The life history of human foraging: Cross-cultural and individual variation
Jeremy Koster, Richard Mcelreath, Kim Hill, Douglas Yu, Glenn Shepard, Nathalie Van Vliet, Michael Gurven, Hillard Kaplan, Benjamin Trumble, Rebecca Bliege Bird, Douglas Bird, Brian Codding, Lauren Coad, Luis Pacheco-Cobos, Bruce Winterhalder, Karen Lupo, Dave Schmitt, Paul Sillitoe, Margaret Franzen, Michael Alvard, Vivek Venkataraman, Thomas Kraft, Kirk Endicott, Stephen Beckerman, Stuart A Marks, Thomas Headland, Margaretha Pangau-Adam, Anders Siren, Karen Kramer, Russell Greaves, Victoria Reyes-García, Maximilien Guèze, Romain Duda, Álvaro Fernández-Llamazares, Sandrine Gallois, Lucentezza Napitupulu, Roy Ellen, John Ziker, Martin R Nielsen, Elspeth Ready, Christopher Healey, Cody Ross
Human adaptation depends upon the integration of slow life history, complex production skills, and extensive sociality.
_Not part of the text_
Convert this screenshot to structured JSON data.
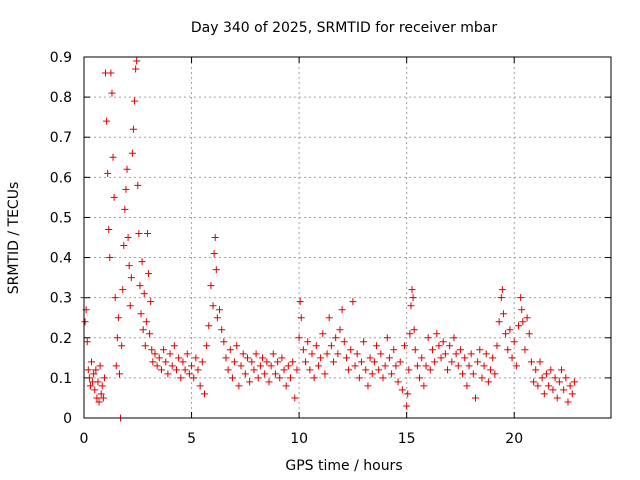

Refining and testing models of the evolution of human life history and cultural learning will benefit from increasingly accurate measurement of knowledge, skills, and rates of production with age. We pursue this goal by inferring individual hunters’ of hunting skill gain and loss from approximately 23,000 hunting records generated by more than 1,800 individuals at 40 locations. The model provides an improved picture of ages of peak productivity as well as variation within and among ages. The data reveal an average age of peak productivity between 30 and 35 years of age, though high skill is maintained throughout much of adulthood. In addition, there is substantial variation both among individuals and sites. Within study sites, variation among individuals depends more upon heterogeneity in rates of decline than in rates of increase. This analysis sharpens questions about the co-evolution of human life history and cultural adaptation. It also demonstrates new statistical algorithms and models that expand the potential inferences drawn from detailed quantitative data collected in the field.